Will a Salt-Free Water Softener Work for Me?
Let's get this out of the way immediately: There is no such thing as a salt-free water softener! By definition, to be called a "water softener" a device must take the water to below 1 grain per gallon (gpg) of hardness. You have to be careful of what you believe... even on the internet (SHOCK). Today, I Googled the words "water Softener," and here is what came up:
- Nuvo H2O
- Pelican PC600 Whole House Water Filter
- Rhino Whole House Water Filter
- Pelican PSE 1800 Whole House Salt Free Softener
- Pelican NaturSoft Salt-Free Water Softener
Here's the thing - none of those devices are really water softeners. It becomes very confusing to people who want to legitimately shop for a water softener when companies do that. For the uninitiated, all of those results are "pay-per-clicks" (PPC) which means that the companies bid a certain amount with Google for their product to come up when you search for certain terms. I get that it is just marketing, but I hope you get that you can easily be mislead. Recently, I received this e-mail recently from Heather Zenzen, who was also confused when she bought a salt-free "water softener:"
The salt-free water softener is a scam, and we fell for it. Our house is new construction, and our water heater was brand new. Yet, despite after only using it for 8 months, the heating element failed. When a plumber came out to look into the problem, he found the bottom heating element literally coated with minerals. “This is the worst I’ve ever seen,” he said.
We bought a real water softener, which was installed 10 days after the water heater was fixed, then called Pelican to inquire about returning the useless salt-free water softener. “We need visual proof that it doesn’t work,” the representative said. This requires draining our 80 gallon water heater (the complete opposite of “environmentally friendly”, especially with water shortages happening everywhere) and hoping that ten days of element build-up will be enough “proof” for them to return this quack device. I’m guessing it won’t be. An affidavit from the plumber wasn’t enough, and we had already tossed the broken, mineral-coated heating element days before, so we can’t use that.
Frankly, I am appalled at Pelican’s customer service, in addition to being appalled at their product. I’m guessing this review won’t be posted by the corporation, but I’ll cross-post it across as many sites as I can find to prevent other people from making the same thousand+ dollar mistake we did.

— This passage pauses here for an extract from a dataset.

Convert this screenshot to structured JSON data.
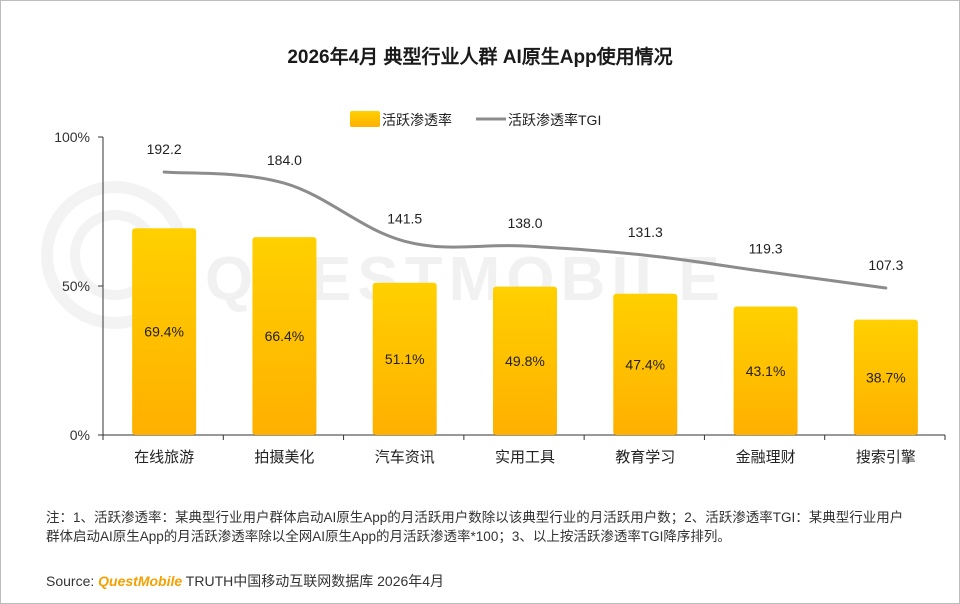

I also notice I cannot post how many stars I give this product, yet when I look on the product’s page, every single review posted has five stars? How did they get those stars? Something smells fishy, Pelican.
We get letters and e-mails like this nearly every day. We have a file that is full of this kind of thing. We do carry a salt-free water conditioner that does a good job at preventing scale, but it's not a water softener and we don't feel comfortable in calling it anything of the kind. It's called the Green Wave
and it does what we say it will do, but it doesn't soften water by any stretch of the imagination.
I applaud companies like next Scale Stop and Watts One Flow who have the same technology, but don't call them softeners. There really is no regulation in the salt-free water treatment industry and if members of the water quality improvement industry don't clean up their act, the government will... and that usually isn't good!